🤖 AI Summary
This work addresses the challenges of aggregation bias, model drift, and high communication overhead in asynchronous decentralized federated learning caused by non-IID data, directed network topologies, and frequent communication. To this end, the authors propose PushCen-ADFL, a novel framework that integrates communication, aggregation, and local stabilization within a shared centroid representation space. The method employs a mean-preserving push-sum hybrid protocol to correct aggregation bias, introduces lightweight centroid regularization to mitigate model drift induced by data heterogeneity and asynchrony, and incorporates a sender-side deduplication buffer to enhance robustness under asynchronous conditions. Experimental results demonstrate that PushCen-ADFL achieves up to a 6% improvement in accuracy on vision benchmarks while reducing per-communication cost by over 80%, substantially improving the trade-off between model accuracy and communication efficiency.
📝 Abstract
Asynchronous decentralized federated learning (ADFL) eliminates central coordination and global synchronization, making it attractive for large-scale and heterogeneous systems. However, frequent peer-to-peer communication, asynchronous updates on directed topologies, and non-IID data jointly lead to excessive communication overhead, biased aggregation and severe model drift. We propose PushCen-ADFL, a communication-efficient ADFL framework that enables stable training under asymmetric communication and delayed client participation.

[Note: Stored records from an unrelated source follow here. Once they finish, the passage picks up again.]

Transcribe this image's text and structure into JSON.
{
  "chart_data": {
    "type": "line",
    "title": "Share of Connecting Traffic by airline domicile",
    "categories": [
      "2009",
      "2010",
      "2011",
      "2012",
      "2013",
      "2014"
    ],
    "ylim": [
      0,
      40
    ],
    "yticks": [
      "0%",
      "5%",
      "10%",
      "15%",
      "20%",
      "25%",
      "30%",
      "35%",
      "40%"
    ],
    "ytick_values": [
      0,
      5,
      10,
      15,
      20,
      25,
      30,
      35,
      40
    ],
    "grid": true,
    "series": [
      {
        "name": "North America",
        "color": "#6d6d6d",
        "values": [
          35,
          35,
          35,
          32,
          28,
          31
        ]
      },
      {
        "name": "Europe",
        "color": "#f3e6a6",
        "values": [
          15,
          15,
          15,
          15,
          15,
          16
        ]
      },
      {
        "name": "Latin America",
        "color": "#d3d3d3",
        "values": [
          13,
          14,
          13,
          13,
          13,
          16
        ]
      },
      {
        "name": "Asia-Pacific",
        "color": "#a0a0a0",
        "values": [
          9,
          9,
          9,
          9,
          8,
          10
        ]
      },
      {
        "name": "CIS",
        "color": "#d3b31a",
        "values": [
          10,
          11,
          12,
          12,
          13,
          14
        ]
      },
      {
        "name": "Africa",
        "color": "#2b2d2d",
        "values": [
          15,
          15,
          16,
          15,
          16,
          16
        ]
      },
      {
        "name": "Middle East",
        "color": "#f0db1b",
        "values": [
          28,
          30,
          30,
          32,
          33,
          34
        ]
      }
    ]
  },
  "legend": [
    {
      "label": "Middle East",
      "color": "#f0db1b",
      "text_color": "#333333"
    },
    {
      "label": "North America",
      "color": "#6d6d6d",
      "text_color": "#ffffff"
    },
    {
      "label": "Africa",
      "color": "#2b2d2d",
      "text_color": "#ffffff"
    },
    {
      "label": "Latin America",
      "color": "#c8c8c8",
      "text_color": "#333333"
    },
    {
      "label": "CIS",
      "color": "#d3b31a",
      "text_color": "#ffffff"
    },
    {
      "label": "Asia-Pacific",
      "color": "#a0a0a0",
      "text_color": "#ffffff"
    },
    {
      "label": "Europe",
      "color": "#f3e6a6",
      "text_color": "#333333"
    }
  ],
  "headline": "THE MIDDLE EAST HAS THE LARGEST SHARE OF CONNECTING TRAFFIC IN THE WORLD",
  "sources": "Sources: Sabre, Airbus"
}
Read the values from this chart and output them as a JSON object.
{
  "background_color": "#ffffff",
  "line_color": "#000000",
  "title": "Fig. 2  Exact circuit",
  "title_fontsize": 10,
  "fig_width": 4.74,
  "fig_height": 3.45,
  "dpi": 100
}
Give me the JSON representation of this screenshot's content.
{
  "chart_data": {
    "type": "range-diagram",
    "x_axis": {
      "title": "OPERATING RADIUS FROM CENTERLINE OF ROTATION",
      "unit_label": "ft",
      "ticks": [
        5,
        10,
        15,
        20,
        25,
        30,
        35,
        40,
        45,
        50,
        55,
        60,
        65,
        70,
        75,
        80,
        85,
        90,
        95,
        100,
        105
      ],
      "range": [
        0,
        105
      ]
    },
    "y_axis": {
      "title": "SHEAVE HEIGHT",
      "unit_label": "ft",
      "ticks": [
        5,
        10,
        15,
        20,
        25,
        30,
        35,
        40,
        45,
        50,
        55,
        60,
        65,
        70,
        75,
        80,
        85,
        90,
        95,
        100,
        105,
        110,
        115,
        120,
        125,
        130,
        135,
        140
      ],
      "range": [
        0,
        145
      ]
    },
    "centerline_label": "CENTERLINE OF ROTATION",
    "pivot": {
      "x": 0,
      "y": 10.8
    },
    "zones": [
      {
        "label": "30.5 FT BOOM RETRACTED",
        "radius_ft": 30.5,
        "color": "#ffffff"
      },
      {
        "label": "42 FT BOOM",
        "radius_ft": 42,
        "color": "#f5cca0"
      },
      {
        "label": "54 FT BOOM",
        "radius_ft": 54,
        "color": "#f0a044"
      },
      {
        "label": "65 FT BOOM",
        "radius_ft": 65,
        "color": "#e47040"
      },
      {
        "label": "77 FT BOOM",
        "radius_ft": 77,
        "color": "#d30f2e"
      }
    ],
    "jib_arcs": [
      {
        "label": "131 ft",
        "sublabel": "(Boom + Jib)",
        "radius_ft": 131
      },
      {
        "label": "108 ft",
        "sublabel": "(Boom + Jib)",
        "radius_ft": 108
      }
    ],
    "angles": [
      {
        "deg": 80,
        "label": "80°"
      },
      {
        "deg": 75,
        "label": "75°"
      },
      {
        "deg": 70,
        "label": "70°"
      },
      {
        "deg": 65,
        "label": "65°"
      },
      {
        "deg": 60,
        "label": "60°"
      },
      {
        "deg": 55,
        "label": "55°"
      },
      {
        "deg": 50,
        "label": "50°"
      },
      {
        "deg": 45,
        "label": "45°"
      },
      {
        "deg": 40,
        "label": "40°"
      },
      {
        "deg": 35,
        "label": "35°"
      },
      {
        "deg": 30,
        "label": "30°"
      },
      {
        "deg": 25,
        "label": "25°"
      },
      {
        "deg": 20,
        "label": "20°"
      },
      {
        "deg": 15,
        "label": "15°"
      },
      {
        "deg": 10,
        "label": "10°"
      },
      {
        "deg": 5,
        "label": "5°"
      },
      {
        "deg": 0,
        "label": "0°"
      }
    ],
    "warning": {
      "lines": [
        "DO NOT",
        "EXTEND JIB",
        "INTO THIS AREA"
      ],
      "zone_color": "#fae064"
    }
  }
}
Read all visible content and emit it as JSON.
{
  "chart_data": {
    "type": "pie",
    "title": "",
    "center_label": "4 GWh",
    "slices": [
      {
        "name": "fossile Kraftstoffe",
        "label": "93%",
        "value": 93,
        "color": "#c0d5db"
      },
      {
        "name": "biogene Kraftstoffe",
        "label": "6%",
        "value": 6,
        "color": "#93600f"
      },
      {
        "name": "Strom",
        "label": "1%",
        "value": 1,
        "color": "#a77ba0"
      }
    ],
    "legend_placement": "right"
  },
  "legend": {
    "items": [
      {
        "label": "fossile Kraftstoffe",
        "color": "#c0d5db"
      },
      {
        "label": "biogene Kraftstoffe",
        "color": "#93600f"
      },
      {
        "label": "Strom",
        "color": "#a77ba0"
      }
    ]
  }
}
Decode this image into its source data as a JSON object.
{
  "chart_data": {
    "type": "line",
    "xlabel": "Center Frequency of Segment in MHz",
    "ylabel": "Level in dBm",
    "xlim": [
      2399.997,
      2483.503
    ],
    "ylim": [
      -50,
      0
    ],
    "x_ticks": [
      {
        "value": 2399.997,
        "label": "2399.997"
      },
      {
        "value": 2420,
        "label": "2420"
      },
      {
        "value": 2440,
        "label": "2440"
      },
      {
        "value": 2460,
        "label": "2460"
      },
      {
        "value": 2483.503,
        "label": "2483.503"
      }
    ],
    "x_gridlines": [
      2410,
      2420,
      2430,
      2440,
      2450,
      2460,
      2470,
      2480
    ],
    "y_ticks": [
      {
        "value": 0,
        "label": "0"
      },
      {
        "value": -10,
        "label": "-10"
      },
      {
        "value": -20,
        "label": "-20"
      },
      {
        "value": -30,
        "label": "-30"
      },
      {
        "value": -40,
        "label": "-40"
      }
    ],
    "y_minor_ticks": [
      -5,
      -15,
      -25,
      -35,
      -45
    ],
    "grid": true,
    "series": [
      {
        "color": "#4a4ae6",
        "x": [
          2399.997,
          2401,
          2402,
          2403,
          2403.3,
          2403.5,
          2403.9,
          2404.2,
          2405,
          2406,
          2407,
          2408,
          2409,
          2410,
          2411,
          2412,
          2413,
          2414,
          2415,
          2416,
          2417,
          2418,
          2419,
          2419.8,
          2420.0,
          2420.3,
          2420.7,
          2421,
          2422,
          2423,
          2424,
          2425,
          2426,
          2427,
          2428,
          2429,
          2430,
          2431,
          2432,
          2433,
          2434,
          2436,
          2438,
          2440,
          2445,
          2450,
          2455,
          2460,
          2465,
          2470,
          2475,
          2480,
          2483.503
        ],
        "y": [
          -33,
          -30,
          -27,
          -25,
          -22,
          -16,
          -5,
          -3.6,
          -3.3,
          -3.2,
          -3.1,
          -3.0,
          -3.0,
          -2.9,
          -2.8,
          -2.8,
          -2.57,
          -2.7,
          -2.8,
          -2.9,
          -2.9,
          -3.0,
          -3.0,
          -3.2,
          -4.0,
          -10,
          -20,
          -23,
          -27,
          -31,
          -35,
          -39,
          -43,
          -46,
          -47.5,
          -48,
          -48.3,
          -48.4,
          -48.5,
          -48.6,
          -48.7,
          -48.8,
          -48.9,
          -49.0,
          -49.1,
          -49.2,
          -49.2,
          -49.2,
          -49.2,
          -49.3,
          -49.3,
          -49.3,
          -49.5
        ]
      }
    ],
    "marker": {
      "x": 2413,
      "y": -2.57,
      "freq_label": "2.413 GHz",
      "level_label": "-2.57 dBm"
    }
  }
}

PushCen-ADFL couples communication, aggregation, and local stabilization in a shared centroid representation space, forming a closed loop between compression and optimization. Clients exchange centroid-form messages, apply average-preserving push-sum mixing to correct aggregation bias, and use a lightweight centroid regularization anchored in the same centroid space to mitigate drift under heterogeneity and staleness. A bounded, sender-deduplicated buffer further improves robustness under irregular asynchronous arrivals. Experiments on vision datasets demonstrate that PushCen-ADFL improves accuracy under data heterogeneity by up to 6\% while reducing per-push communication cost by more than 80\%, achieving a favorable accuracy-communication trade-off.